With all the talk of elections and coalitions, I remain stupefied (well, not really) that electoral reform remains outside the scope of discussion for political columnists, pundits and parties. The only recent reference I could find online was from Leslie Campbell at the National Democratic Institute in the September 4 Globe and Mail. Harper's ruminations about needing a "majority" (of seats, not votes), to teach the socialists, separatists and liberals a lesson, go unchallenged or are written off as a matter of personality, not program. But we know exactly why Harper wants his phony majority. It's about policy, not "education". Harper wraps himself in democracy and the flag to paint himself and the conservatives as the victims when it is the voters who are victimized election after election. Meanwhile, the media ask "what's that smell?" It's elephant dung stupid.
We know that the liberal party opposes proportional representation. But Iggy goes one step further by falling into Harper's coalition trap. The notion of some kind of coalition government, as allowed for under the current (unfair) electoral & partiamentary system is rejected a priori as illegimate - whether floated as a way to prevent an election or as a potential outcome in any future election. The only "legitimate" victory is a phony majority. Common wisdom?
The Bloc rejects electoral reform for obvious reasons.

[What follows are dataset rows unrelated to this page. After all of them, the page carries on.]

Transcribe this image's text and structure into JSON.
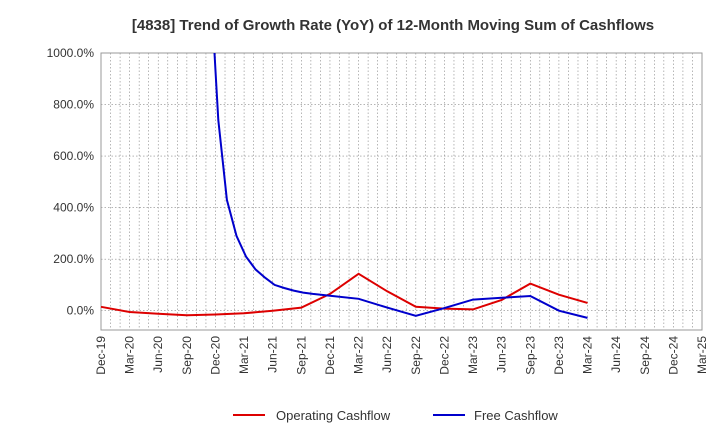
{
  "chart_data": {
    "type": "line",
    "title": "[4838]  Trend of Growth Rate (YoY) of 12-Month Moving Sum of Cashflows",
    "xlabel": "",
    "ylabel": "",
    "x_tick_labels": [
      "Dec-19",
      "Mar-20",
      "Jun-20",
      "Sep-20",
      "Dec-20",
      "Mar-21",
      "Jun-21",
      "Sep-21",
      "Dec-21",
      "Mar-22",
      "Jun-22",
      "Sep-22",
      "Dec-22",
      "Mar-23",
      "Jun-23",
      "Sep-23",
      "Dec-23",
      "Mar-24",
      "Jun-24",
      "Sep-24",
      "Dec-24",
      "Mar-25"
    ],
    "y_ticks": [
      0,
      200,
      400,
      600,
      800,
      1000
    ],
    "y_tick_labels": [
      "0.0%",
      "200.0%",
      "400.0%",
      "600.0%",
      "800.0%",
      "1000.0%"
    ],
    "ylim": [
      -75,
      1000
    ],
    "x_range_months": [
      0,
      63
    ],
    "grid": true,
    "legend_position": "bottom",
    "series": [
      {
        "name": "Operating Cashflow",
        "color": "#dd0000",
        "points": [
          [
            0,
            15
          ],
          [
            3,
            -5
          ],
          [
            6,
            -12
          ],
          [
            9,
            -18
          ],
          [
            12,
            -15
          ],
          [
            15,
            -10
          ],
          [
            18,
            0
          ],
          [
            21,
            12
          ],
          [
            24,
            65
          ],
          [
            27,
            143
          ],
          [
            30,
            75
          ],
          [
            33,
            15
          ],
          [
            36,
            8
          ],
          [
            39,
            5
          ],
          [
            42,
            42
          ],
          [
            45,
            105
          ],
          [
            48,
            62
          ],
          [
            51,
            30
          ]
        ]
      },
      {
        "name": "Free Cashflow",
        "color": "#0000cc",
        "points": [
          [
            11.9,
            1000
          ],
          [
            12,
            930
          ],
          [
            12.3,
            740
          ],
          [
            13.2,
            430
          ],
          [
            14.2,
            290
          ],
          [
            15.2,
            210
          ],
          [
            16.2,
            160
          ],
          [
            17.2,
            128
          ],
          [
            18.2,
            100
          ],
          [
            19.2,
            88
          ],
          [
            20.2,
            78
          ],
          [
            21.2,
            70
          ],
          [
            22.2,
            65
          ],
          [
            24,
            58
          ],
          [
            27,
            46
          ],
          [
            30,
            12
          ],
          [
            33,
            -20
          ],
          [
            36,
            10
          ],
          [
            39,
            43
          ],
          [
            42,
            50
          ],
          [
            45,
            57
          ],
          [
            48,
            0
          ],
          [
            51,
            -28
          ]
        ]
      }
    ]
  }
}
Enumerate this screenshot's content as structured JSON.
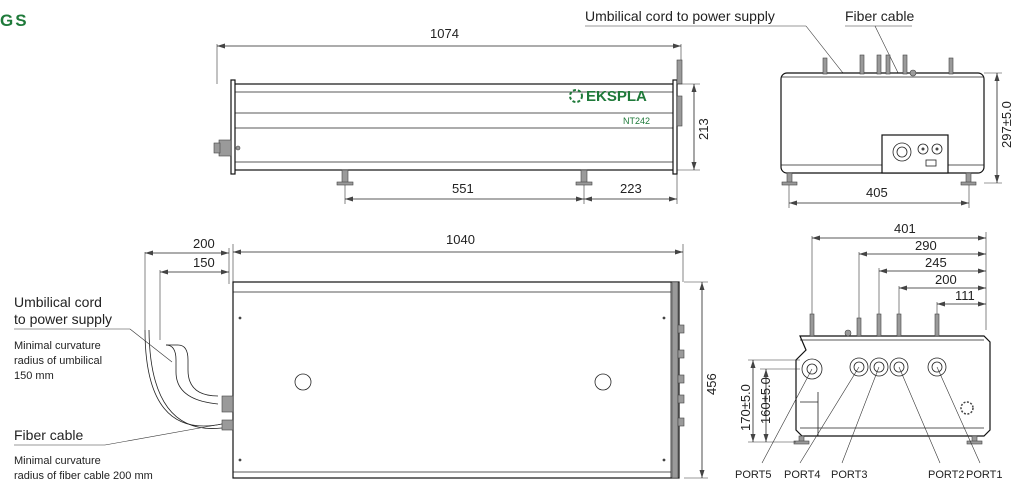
{
  "corner_text": "GS",
  "colors": {
    "brand_green": "#1f7a3a",
    "line": "#222222"
  },
  "top_view": {
    "logo_text": "EKSPLA",
    "model": "NT242",
    "dim_length": "1074",
    "dim_height": "213",
    "dim_feet_spacing": "551",
    "dim_foot_to_end": "223"
  },
  "end_view_top": {
    "label_umbilical": "Umbilical cord to power supply",
    "label_fiber": "Fiber cable",
    "dim_height": "297±5.0",
    "dim_width": "405"
  },
  "plan_view": {
    "dim_200": "200",
    "dim_150": "150",
    "dim_length": "1040",
    "dim_depth": "456",
    "label_umbilical_line1": "Umbilical cord",
    "label_umbilical_line2": "to power supply",
    "note_umbilical_line1": "Minimal curvature",
    "note_umbilical_line2": "radius of umbilical",
    "note_umbilical_line3": "150 mm",
    "label_fiber": "Fiber cable",
    "note_fiber_line1": "Minimal curvature",
    "note_fiber_line2": "radius of fiber cable 200 mm"
  },
  "ports_view": {
    "dim_401": "401",
    "dim_290": "290",
    "dim_245": "245",
    "dim_200": "200",
    "dim_111": "111",
    "dim_170": "170±5.0",
    "dim_160": "160±5.0",
    "ports": [
      "PORT5",
      "PORT4",
      "PORT3",
      "PORT2",
      "PORT1"
    ]
  }
}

They are a big beneficiary of the current unfair electoral system. The NDP always say they support reform and PR, but they don't seem to take advantage of any opportunities to talk about it (or to actually do something about it at the provincial level when they've had the opportunity).
So, each of the 3 pan-Canadian parties will carry on with business as usual in the hope (or pretension) that they can finesse enough 3, 4 or 5-way races to end up with a "majority" government with a minority of the votes. "Democracy" is not much more than wedge issue-driven cycnical manipulation that grants total power to the victor. It's a sorry state of affairs. No wonder more and more people are staying home on election day.